Health data¶

Initially for our project with the Robert Woods Johnson Foundation (RWJF), these procedures outline the data collection of health-specific data.

Collect NIH¶

Extract all of the NIH World RePORTER data via their static data dump. N_TABS outputs are produced in CSV format (concatenated across all years), where N_TABS correspondes to the number of tabs in the main table found at:

https://exporter.nih.gov/ExPORTER_Catalog.aspx

The data is transferred to the Nesta intermediate data bucket.

get_data_urls(tab_index)[source]¶

Get all CSV URLs from the tab_index`th tab of the main table found at :code:`TOP_URL.

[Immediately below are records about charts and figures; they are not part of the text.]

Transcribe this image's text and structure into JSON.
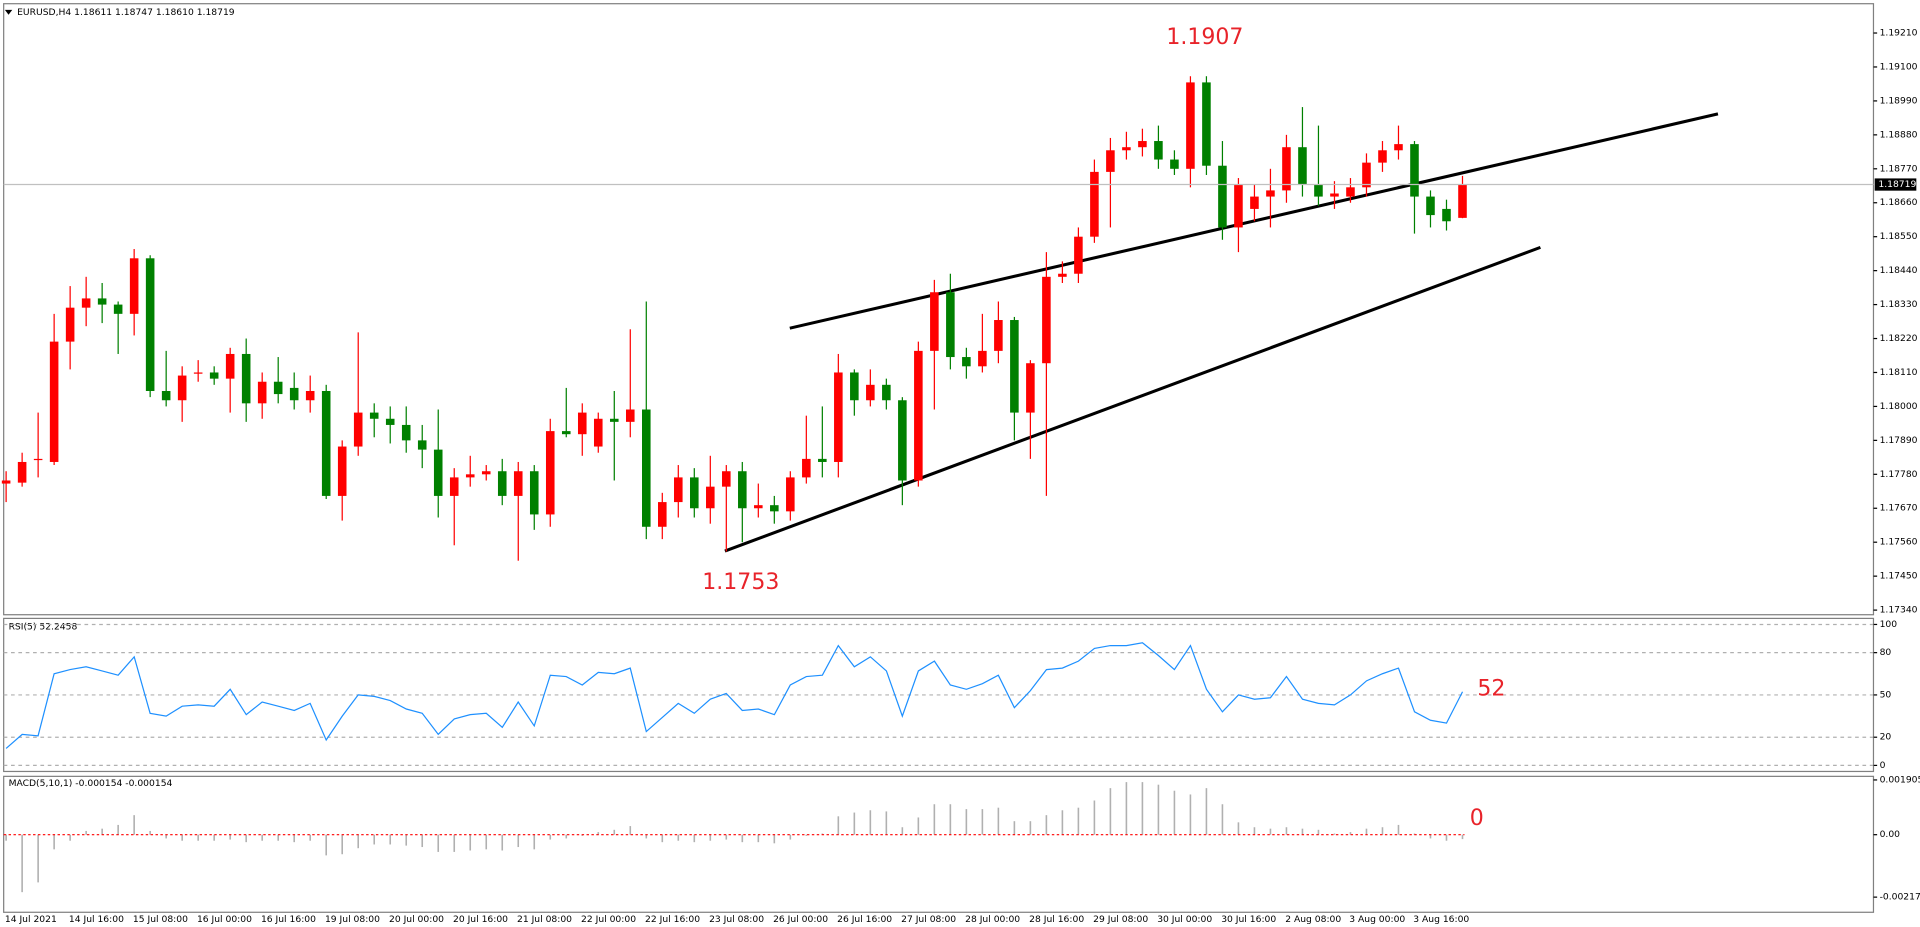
{
  "chart_data": [
    {
      "type": "candlestick",
      "title": "EURUSD,H4  1.18611 1.18747 1.18610 1.18719",
      "up_color": "#ff0000",
      "down_color": "#008000",
      "categories": [
        "14 Jul 2021",
        null,
        null,
        null,
        "14 Jul 16:00",
        null,
        null,
        null,
        "15 Jul 08:00",
        null,
        null,
        null,
        "16 Jul 00:00",
        null,
        null,
        null,
        "16 Jul 16:00",
        null,
        null,
        null,
        "19 Jul 08:00",
        null,
        null,
        null,
        "20 Jul 00:00",
        null,
        null,
        null,
        "20 Jul 16:00",
        null,
        null,
        null,
        "21 Jul 08:00",
        null,
        null,
        null,
        "22 Jul 00:00",
        null,
        null,
        null,
        "22 Jul 16:00",
        null,
        null,
        null,
        "23 Jul 08:00",
        null,
        null,
        null,
        "26 Jul 00:00",
        null,
        null,
        null,
        "26 Jul 16:00",
        null,
        null,
        null,
        "27 Jul 08:00",
        null,
        null,
        null,
        "28 Jul 00:00",
        null,
        null,
        null,
        "28 Jul 16:00",
        null,
        null,
        null,
        "29 Jul 08:00",
        null,
        null,
        null,
        "30 Jul 00:00",
        null,
        null,
        null,
        "30 Jul 16:00",
        null,
        null,
        null,
        "2 Aug 08:00",
        null,
        null,
        null,
        "3 Aug 00:00",
        null,
        null,
        null,
        "3 Aug 16:00",
        null,
        null,
        null
      ],
      "open": [
        1.1775,
        1.17753,
        1.1783,
        1.1782,
        1.1821,
        1.1832,
        1.1835,
        1.1833,
        1.183,
        1.1848,
        1.1805,
        1.1802,
        1.1811,
        1.1811,
        1.1809,
        1.1817,
        1.1801,
        1.1808,
        1.1806,
        1.1802,
        1.1805,
        1.1771,
        1.1787,
        1.1798,
        1.1796,
        1.1794,
        1.1789,
        1.1786,
        1.1771,
        1.1777,
        1.1778,
        1.1779,
        1.1771,
        1.1779,
        1.1765,
        1.1792,
        1.1791,
        1.1787,
        1.1796,
        1.1795,
        1.1799,
        1.1761,
        1.1769,
        1.1777,
        1.1767,
        1.1774,
        1.1779,
        1.1767,
        1.1768,
        1.1766,
        1.1777,
        1.1783,
        1.1782,
        1.1811,
        1.1802,
        1.1807,
        1.1802,
        1.1776,
        1.1818,
        1.1837,
        1.1816,
        1.1813,
        1.1818,
        1.1828,
        1.1798,
        1.1814,
        1.1842,
        1.1843,
        1.1855,
        1.1876,
        1.1883,
        1.1884,
        1.1886,
        1.188,
        1.1877,
        1.1905,
        1.1878,
        1.1858,
        1.1864,
        1.1868,
        1.187,
        1.1884,
        1.1872,
        1.1868,
        1.1868,
        1.1871,
        1.1879,
        1.1883,
        1.1885,
        1.1868,
        1.1864,
        1.18611
      ],
      "high": [
        1.1779,
        1.1785,
        1.1798,
        1.183,
        1.1839,
        1.1842,
        1.184,
        1.1834,
        1.1851,
        1.1849,
        1.1818,
        1.1813,
        1.1815,
        1.1813,
        1.1819,
        1.1822,
        1.1811,
        1.1816,
        1.1811,
        1.181,
        1.1807,
        1.1789,
        1.1824,
        1.1801,
        1.18,
        1.18,
        1.1794,
        1.1799,
        1.178,
        1.1784,
        1.1781,
        1.1783,
        1.1782,
        1.1781,
        1.1796,
        1.1806,
        1.1801,
        1.1798,
        1.1805,
        1.1825,
        1.1834,
        1.1772,
        1.1781,
        1.178,
        1.1784,
        1.1781,
        1.1782,
        1.1775,
        1.1771,
        1.1779,
        1.1797,
        1.18,
        1.1817,
        1.1812,
        1.1812,
        1.1809,
        1.1803,
        1.1821,
        1.1841,
        1.1843,
        1.1819,
        1.183,
        1.1834,
        1.1829,
        1.1815,
        1.185,
        1.1847,
        1.1858,
        1.188,
        1.1887,
        1.1889,
        1.189,
        1.1891,
        1.1883,
        1.1907,
        1.1907,
        1.1886,
        1.1874,
        1.1872,
        1.1877,
        1.1888,
        1.1897,
        1.1891,
        1.1873,
        1.1874,
        1.1882,
        1.1886,
        1.1891,
        1.1886,
        1.187,
        1.1867,
        1.18747
      ],
      "low": [
        1.1769,
        1.1774,
        1.1777,
        1.1781,
        1.1812,
        1.1826,
        1.1827,
        1.1817,
        1.1823,
        1.1803,
        1.18,
        1.1795,
        1.1808,
        1.1807,
        1.1798,
        1.1795,
        1.1796,
        1.1801,
        1.1799,
        1.1798,
        1.177,
        1.1763,
        1.1784,
        1.179,
        1.1788,
        1.1785,
        1.178,
        1.1764,
        1.1755,
        1.1774,
        1.1776,
        1.1768,
        1.175,
        1.176,
        1.1761,
        1.179,
        1.1784,
        1.1785,
        1.1776,
        1.179,
        1.1757,
        1.1757,
        1.1764,
        1.1764,
        1.1762,
        1.1753,
        1.1756,
        1.1764,
        1.1762,
        1.1763,
        1.1775,
        1.1777,
        1.1777,
        1.1797,
        1.18,
        1.1799,
        1.1768,
        1.1774,
        1.1799,
        1.1812,
        1.1809,
        1.1811,
        1.1814,
        1.1789,
        1.1783,
        1.1771,
        1.184,
        1.184,
        1.1853,
        1.1858,
        1.188,
        1.1881,
        1.1877,
        1.1875,
        1.1871,
        1.1875,
        1.1854,
        1.185,
        1.186,
        1.1858,
        1.1866,
        1.1868,
        1.1865,
        1.1864,
        1.1866,
        1.1868,
        1.1876,
        1.188,
        1.1856,
        1.1858,
        1.1857,
        1.1861
      ],
      "close": [
        1.1776,
        1.1782,
        1.1783,
        1.1821,
        1.1832,
        1.1835,
        1.1833,
        1.183,
        1.1848,
        1.1805,
        1.1802,
        1.181,
        1.1811,
        1.1809,
        1.1817,
        1.1801,
        1.1808,
        1.1804,
        1.1802,
        1.1805,
        1.1771,
        1.1787,
        1.1798,
        1.1796,
        1.1794,
        1.1789,
        1.1786,
        1.1771,
        1.1777,
        1.1778,
        1.1779,
        1.1771,
        1.1779,
        1.1765,
        1.1792,
        1.1791,
        1.1798,
        1.1796,
        1.1795,
        1.1799,
        1.1761,
        1.1769,
        1.1777,
        1.1767,
        1.1774,
        1.1779,
        1.1767,
        1.1768,
        1.1766,
        1.1777,
        1.1783,
        1.1782,
        1.1811,
        1.1802,
        1.1807,
        1.1802,
        1.1776,
        1.1818,
        1.1837,
        1.1816,
        1.1813,
        1.1818,
        1.1828,
        1.1798,
        1.1814,
        1.1842,
        1.1843,
        1.1855,
        1.1876,
        1.1883,
        1.1884,
        1.1886,
        1.188,
        1.1877,
        1.1905,
        1.1878,
        1.1858,
        1.1872,
        1.1868,
        1.187,
        1.1884,
        1.1872,
        1.1868,
        1.1869,
        1.1871,
        1.1879,
        1.1883,
        1.1885,
        1.1868,
        1.1862,
        1.186,
        1.18719
      ],
      "ylim": [
        1.17325,
        1.19305
      ],
      "yticks": [
        {
          "value": 1.1921,
          "label": "1.19210"
        },
        {
          "value": 1.191,
          "label": "1.19100"
        },
        {
          "value": 1.1899,
          "label": "1.18990"
        },
        {
          "value": 1.1888,
          "label": "1.18880"
        },
        {
          "value": 1.1877,
          "label": "1.18770"
        },
        {
          "value": 1.1866,
          "label": "1.18660"
        },
        {
          "value": 1.1855,
          "label": "1.18550"
        },
        {
          "value": 1.1844,
          "label": "1.18440"
        },
        {
          "value": 1.1833,
          "label": "1.18330"
        },
        {
          "value": 1.1822,
          "label": "1.18220"
        },
        {
          "value": 1.1811,
          "label": "1.18110"
        },
        {
          "value": 1.18,
          "label": "1.18000"
        },
        {
          "value": 1.1789,
          "label": "1.17890"
        },
        {
          "value": 1.1778,
          "label": "1.17780"
        },
        {
          "value": 1.1767,
          "label": "1.17670"
        },
        {
          "value": 1.1756,
          "label": "1.17560"
        },
        {
          "value": 1.1745,
          "label": "1.17450"
        },
        {
          "value": 1.1734,
          "label": "1.17340"
        }
      ],
      "last_price": {
        "value": 1.18719,
        "label": "1.18719"
      },
      "annotations": [
        "1.1907",
        "1.1753"
      ]
    },
    {
      "type": "line",
      "title": "RSI(5) 52.2458",
      "color": "#1e90ff",
      "values": [
        12,
        22,
        21,
        65,
        68,
        70,
        67,
        64,
        77,
        37,
        35,
        42,
        43,
        42,
        54,
        36,
        45,
        42,
        39,
        44,
        18,
        35,
        50,
        49,
        46,
        40,
        37,
        22,
        33,
        36,
        37,
        27,
        45,
        28,
        64,
        63,
        57,
        66,
        65,
        69,
        24,
        34,
        44,
        37,
        47,
        51,
        39,
        40,
        36,
        57,
        63,
        64,
        85,
        70,
        77,
        67,
        35,
        67,
        74,
        57,
        54,
        58,
        64,
        41,
        53,
        68,
        69,
        74,
        83,
        85,
        85,
        87,
        78,
        68,
        85,
        54,
        38,
        50,
        47,
        48,
        63,
        47,
        44,
        43,
        50,
        60,
        65,
        69,
        38,
        32,
        30,
        52.2458
      ],
      "ylim": [
        -4.3,
        104.3
      ],
      "yticks": [
        0,
        20,
        50,
        80,
        100
      ],
      "grid": true,
      "annotations": [
        "52"
      ]
    },
    {
      "type": "bar",
      "title": "MACD(5,10,1) -0.000154 -0.000154",
      "color": "#b0b0b0",
      "zero_line_color": "#ff0000",
      "values": [
        -0.00021,
        -0.002,
        -0.00166,
        -0.00051,
        -0.00021,
        0.00013,
        0.00021,
        0.00034,
        0.00068,
        0.00013,
        -0.00013,
        -0.00021,
        -0.00021,
        -0.00021,
        -0.00017,
        -0.00026,
        -0.00021,
        -0.00021,
        -0.00026,
        -0.00021,
        -0.00072,
        -0.00068,
        -0.00047,
        -0.00034,
        -0.00034,
        -0.00038,
        -0.00043,
        -0.0006,
        -0.0006,
        -0.00055,
        -0.00051,
        -0.00055,
        -0.00043,
        -0.00051,
        -0.00017,
        -0.00013,
        -4e-05,
        9e-05,
        0.00017,
        0.0003,
        -0.00013,
        -0.00026,
        -0.00021,
        -0.00026,
        -0.00021,
        -0.00017,
        -0.00026,
        -0.00026,
        -0.0003,
        -0.00017,
        -4e-05,
        4e-05,
        0.00064,
        0.00077,
        0.00085,
        0.00081,
        0.00026,
        0.0006,
        0.00106,
        0.00106,
        0.00089,
        0.00089,
        0.00094,
        0.00047,
        0.00047,
        0.00068,
        0.00085,
        0.00094,
        0.00119,
        0.00162,
        0.00183,
        0.00183,
        0.00174,
        0.00153,
        0.0014,
        0.00162,
        0.00106,
        0.00043,
        0.00026,
        0.00021,
        0.00026,
        0.00021,
        0.00017,
        4e-05,
        9e-05,
        0.00021,
        0.00026,
        0.00034,
        4e-05,
        -0.00013,
        -0.00021,
        -0.000154
      ],
      "ylim": [
        -0.0027,
        0.00203
      ],
      "yticks": [
        0.001905,
        {
          "value": 0,
          "label": "0.00"
        },
        -0.002173
      ],
      "annotations": [
        "0"
      ]
    }
  ]
}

Parameters:	tab_index (int) – Tab number (0-indexed) of table to extract CSV URLs from.
Returns:	Title of the tab in the table. hrefs (list): List of URLs pointing to data CSVs.
Return type:	title (str)

iterrows(url)[source]¶

Yield rows from the CSV (found at URL url) as JSON (well, dict objects).

Parameters:	url (str) – The URL at which a zipped-up CSV is found.
Yields:	`dict` object, representing one row of the CSV.

Process NIH¶

Data cleaning and processing procedures for the NIH World Reporter data. Specifically, a lat/lon is generated for each city/country; and the formatting of date fields is unified.